For businesses that commit to in-house teams, Rogers believes many need to better understand the role lawyers play, and the overarching obligations that come with signing the Supreme Court roll.
“In-house lawyers need to go into businesses and say, ‘I’m a lawyer, I’m a distinct part of the infrastructure of this company with certain special duties that need to be supported in the rest of the company’s systems,” Rogers says.
This extends to the top, too.
“Executives need to know just how much a General Counsel stands to lose if they lose their practising certificate,” says Hinder. “After all, the CEO or the CFO don’t have one. It’s only the GC who stands to lose it.”
Perhaps, adds Briggs, businesses need to better appreciate that independent advice from their in-house counsel could lead to better business outcomes.
“If we’re actually following the law, we’re going to have happier customers and that’s the livelihood of our business,” she says. “That’s what we set out to do – to serve the people who buy our products.”
Moses says that while legal advice may not offer the same type of value to a company as revenue generation, it is still in its best interests.
“If I save the organisation from a $300 million regulatory fine, or from a $500 million loss on a class action to a bunch of shareholders, then in my own way I’ve contributed just as valuably.”
Let’s start at the very beginning
While it may be too late to rectify some of the problems unravelled by the Commission, better education around ethics early on in a lawyers’ career could help the profession learn from it.
Rogers, who designed the ethics course at UNSW, “Lawyers, Ethics and Justice”, says law schools could do more to recognise the growth of in-house counsel and the particular pressures of that role.
Her students face one task, for example, where they are put in the position of an in-house lawyer who has been told by their boss that things are different now that they’re in-house.
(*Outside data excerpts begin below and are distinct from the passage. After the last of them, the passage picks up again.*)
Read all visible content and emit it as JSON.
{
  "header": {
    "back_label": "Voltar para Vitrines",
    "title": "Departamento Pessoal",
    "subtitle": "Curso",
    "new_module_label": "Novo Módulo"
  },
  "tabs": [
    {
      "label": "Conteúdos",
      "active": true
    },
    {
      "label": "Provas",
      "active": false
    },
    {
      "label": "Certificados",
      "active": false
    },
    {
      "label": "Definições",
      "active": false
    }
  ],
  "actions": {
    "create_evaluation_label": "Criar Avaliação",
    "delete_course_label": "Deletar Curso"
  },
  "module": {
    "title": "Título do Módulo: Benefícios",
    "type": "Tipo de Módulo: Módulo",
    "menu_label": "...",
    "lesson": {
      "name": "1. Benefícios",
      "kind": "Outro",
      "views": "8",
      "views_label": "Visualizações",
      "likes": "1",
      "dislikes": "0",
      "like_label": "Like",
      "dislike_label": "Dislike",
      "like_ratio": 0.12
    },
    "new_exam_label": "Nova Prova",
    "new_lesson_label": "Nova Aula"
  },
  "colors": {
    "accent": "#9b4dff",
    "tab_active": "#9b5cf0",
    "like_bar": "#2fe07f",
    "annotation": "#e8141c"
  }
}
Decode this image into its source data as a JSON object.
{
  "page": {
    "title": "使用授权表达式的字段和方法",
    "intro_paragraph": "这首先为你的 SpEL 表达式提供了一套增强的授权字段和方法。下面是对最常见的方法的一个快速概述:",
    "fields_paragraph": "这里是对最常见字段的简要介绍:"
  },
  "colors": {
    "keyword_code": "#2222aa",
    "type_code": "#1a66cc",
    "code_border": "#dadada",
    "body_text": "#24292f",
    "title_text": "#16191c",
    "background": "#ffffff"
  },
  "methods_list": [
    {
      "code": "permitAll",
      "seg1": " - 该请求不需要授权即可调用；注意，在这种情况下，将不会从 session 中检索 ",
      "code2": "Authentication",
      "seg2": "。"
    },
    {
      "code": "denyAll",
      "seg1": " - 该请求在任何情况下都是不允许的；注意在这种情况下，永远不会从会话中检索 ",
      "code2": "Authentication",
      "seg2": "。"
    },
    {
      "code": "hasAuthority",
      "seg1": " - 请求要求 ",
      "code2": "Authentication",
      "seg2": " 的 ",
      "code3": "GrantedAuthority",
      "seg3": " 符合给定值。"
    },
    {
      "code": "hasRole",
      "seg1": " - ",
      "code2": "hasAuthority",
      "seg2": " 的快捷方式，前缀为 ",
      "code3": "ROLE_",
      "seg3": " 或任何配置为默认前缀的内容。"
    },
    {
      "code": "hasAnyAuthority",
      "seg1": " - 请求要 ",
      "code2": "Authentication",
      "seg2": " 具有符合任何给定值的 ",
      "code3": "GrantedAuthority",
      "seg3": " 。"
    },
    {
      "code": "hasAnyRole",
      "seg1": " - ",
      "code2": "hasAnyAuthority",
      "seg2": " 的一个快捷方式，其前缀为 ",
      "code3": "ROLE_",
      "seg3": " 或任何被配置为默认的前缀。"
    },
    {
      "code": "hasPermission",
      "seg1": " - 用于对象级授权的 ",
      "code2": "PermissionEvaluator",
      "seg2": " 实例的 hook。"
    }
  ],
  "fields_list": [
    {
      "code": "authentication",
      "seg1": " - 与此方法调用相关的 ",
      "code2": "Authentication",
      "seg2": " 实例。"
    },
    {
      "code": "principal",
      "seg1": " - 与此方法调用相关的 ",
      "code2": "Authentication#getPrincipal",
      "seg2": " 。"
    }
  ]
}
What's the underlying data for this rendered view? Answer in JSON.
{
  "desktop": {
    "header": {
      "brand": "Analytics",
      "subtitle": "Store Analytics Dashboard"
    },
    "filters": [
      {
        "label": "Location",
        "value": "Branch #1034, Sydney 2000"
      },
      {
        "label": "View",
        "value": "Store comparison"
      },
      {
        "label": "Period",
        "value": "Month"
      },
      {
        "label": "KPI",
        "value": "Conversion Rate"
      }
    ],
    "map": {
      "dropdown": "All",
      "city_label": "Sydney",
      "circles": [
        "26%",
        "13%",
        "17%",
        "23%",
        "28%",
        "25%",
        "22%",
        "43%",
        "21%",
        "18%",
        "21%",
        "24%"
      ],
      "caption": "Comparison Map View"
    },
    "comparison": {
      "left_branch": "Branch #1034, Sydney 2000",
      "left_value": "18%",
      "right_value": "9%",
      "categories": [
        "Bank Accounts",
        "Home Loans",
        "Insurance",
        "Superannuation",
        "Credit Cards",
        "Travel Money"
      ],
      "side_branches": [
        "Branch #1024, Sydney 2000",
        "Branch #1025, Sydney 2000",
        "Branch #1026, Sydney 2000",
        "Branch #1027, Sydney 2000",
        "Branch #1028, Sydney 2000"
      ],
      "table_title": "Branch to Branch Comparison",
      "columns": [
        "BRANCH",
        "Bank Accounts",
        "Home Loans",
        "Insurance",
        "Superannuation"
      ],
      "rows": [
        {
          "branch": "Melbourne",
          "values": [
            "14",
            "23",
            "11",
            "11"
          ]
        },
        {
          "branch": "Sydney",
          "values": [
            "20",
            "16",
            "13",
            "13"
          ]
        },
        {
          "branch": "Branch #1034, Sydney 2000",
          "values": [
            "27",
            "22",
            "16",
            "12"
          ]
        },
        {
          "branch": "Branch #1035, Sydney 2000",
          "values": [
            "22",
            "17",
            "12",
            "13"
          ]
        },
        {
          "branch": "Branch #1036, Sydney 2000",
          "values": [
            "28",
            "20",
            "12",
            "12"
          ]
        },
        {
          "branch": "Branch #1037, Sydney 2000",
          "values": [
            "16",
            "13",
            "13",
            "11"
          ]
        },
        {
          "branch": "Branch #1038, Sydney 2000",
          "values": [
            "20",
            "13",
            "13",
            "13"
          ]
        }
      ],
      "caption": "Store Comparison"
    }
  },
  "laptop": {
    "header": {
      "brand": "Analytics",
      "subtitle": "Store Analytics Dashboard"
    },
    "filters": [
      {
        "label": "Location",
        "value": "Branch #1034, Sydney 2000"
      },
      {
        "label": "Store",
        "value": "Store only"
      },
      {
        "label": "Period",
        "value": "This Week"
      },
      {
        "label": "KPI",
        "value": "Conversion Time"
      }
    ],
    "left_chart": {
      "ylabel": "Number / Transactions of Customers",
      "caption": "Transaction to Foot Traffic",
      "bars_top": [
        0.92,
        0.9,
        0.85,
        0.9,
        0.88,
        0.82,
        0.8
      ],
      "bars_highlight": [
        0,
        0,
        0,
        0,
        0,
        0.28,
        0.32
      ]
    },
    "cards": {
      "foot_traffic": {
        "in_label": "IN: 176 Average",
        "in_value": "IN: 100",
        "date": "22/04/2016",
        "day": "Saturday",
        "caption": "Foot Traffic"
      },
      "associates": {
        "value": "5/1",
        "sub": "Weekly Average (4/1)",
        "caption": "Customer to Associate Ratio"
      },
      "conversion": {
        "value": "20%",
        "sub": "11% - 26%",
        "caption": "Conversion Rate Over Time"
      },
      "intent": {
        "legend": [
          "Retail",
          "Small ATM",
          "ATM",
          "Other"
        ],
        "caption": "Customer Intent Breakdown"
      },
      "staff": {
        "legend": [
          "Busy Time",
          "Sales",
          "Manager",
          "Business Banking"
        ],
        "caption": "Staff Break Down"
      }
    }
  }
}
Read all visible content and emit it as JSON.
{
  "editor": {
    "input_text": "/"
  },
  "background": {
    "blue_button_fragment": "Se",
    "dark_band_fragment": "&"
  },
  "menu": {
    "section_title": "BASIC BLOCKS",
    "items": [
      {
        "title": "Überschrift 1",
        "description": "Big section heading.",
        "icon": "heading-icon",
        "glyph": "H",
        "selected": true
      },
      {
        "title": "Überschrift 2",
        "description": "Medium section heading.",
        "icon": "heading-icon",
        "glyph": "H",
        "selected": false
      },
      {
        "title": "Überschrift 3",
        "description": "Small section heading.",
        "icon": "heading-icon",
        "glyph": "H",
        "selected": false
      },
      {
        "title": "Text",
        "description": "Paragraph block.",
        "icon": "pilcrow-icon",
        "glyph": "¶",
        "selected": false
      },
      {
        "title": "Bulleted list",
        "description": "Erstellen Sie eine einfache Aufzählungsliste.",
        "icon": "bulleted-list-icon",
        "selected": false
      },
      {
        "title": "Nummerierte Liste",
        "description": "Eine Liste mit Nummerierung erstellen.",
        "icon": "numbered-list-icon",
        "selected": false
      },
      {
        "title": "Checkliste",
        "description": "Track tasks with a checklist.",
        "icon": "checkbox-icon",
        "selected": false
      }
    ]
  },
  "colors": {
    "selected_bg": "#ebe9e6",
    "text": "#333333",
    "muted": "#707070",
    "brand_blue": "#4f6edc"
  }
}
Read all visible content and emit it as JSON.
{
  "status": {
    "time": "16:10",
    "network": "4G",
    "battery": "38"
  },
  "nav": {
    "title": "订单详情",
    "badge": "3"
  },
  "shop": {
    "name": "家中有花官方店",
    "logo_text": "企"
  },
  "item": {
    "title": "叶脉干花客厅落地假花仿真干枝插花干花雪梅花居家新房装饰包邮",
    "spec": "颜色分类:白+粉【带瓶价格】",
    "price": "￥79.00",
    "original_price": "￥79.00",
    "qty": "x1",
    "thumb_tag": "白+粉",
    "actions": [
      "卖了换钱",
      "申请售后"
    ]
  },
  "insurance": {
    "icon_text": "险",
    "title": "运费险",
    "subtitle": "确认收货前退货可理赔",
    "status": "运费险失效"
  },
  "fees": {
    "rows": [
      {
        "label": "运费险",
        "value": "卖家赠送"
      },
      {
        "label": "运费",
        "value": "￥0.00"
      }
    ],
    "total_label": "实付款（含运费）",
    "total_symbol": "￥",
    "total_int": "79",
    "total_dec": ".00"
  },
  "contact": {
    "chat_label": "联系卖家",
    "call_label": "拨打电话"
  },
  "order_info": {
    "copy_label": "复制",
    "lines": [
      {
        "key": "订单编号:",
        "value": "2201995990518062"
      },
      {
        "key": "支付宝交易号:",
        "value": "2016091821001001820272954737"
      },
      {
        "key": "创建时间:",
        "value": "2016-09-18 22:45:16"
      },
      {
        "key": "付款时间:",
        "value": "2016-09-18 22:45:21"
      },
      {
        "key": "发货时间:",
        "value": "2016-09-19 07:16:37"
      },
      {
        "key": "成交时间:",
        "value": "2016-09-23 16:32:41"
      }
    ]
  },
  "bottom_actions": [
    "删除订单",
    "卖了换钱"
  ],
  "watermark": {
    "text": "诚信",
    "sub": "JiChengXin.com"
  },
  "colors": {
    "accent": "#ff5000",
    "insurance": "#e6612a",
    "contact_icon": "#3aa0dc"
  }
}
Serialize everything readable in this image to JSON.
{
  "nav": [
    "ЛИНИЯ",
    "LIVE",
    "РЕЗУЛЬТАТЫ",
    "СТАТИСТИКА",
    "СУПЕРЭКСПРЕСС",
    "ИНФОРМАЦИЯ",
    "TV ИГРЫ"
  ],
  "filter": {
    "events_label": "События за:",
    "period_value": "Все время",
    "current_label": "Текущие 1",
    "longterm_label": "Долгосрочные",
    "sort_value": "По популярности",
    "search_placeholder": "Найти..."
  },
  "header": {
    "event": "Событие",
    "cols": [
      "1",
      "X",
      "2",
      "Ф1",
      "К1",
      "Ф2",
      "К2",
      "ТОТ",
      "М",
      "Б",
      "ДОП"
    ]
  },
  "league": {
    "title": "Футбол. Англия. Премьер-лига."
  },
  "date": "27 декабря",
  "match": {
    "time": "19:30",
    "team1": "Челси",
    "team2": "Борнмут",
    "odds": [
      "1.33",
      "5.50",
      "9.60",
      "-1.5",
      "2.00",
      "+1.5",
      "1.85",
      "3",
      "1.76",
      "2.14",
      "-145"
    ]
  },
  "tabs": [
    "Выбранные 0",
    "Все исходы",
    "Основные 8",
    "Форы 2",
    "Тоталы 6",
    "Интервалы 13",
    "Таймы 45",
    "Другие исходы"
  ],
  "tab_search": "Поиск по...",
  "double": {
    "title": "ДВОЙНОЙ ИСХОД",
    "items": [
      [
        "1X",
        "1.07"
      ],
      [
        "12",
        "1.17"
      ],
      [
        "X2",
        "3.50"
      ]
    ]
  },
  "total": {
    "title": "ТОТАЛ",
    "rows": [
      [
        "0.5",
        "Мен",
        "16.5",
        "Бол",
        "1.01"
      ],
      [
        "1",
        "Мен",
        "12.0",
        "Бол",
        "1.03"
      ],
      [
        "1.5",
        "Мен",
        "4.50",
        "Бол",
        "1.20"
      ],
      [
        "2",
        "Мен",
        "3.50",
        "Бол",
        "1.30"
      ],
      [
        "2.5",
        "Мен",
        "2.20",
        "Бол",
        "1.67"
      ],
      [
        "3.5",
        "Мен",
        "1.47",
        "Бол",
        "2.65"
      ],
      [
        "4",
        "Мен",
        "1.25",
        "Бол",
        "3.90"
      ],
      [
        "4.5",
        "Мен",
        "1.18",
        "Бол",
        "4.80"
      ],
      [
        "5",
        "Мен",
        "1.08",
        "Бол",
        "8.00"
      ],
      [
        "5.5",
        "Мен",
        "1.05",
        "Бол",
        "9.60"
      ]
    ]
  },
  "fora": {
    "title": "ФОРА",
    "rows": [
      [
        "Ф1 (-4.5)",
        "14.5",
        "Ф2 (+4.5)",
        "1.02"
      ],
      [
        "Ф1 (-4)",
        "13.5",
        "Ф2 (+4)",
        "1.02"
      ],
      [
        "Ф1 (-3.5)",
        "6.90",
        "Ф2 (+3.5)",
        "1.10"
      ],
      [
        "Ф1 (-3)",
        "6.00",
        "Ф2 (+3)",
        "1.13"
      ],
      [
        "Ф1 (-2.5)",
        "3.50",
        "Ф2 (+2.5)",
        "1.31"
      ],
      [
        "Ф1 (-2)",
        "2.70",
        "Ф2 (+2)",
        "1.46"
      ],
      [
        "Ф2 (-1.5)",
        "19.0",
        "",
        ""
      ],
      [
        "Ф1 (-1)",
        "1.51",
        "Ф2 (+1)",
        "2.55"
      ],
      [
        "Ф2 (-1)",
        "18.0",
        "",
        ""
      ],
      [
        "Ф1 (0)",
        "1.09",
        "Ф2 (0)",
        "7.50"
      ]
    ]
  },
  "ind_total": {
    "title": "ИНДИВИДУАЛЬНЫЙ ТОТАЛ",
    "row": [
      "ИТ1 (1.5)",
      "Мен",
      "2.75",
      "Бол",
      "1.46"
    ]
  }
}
The boss tells them that they don’t like their advice and it has gone beyond what’s asked of them. The students then work out strategies to employ, consider who to turn to, and mentor each other on their strategies.
“The aim is to give them the chance to build confidence in these sorts of conversations so young lawyers aren’t just hoping they have the skills in the moment,” Rogers says.
Then there’s education in the workplace. Rogers has found that when lawyers go from private practice to in-house, they experience a “re-education”, as they have to gain confidence in explaining to a non-lawyer what being a lawyer entails. Briggs sees issues with lawyers being untrained in this area.
“There is a real gap with soft skills and with understanding how to communicate with non-lawyers – and how to influence and how to be persuasive and how to make your voice heard in a room full of people who might not necessarily want to know what you’re speaking about,” she says.
Heeding the lessons
While the Commission has shone a light on some in-house counsel’s conduct, it may be dimmed if the profession isn’t willing to heed its lessons.
In analyses of the Commission’s final report released by the major firms after its release, none mentioned the implications for the legal profession. The banking and financial services industries were also loathe to self-reflect until they were forced to.
But, says Hinder, the in-house profession is still relatively young, so there is still opportunity to shape how it operates.
“The biggest questions and problems are always going to come from the newest parts of the profession,” she says. “That’s where ethical questions arise.”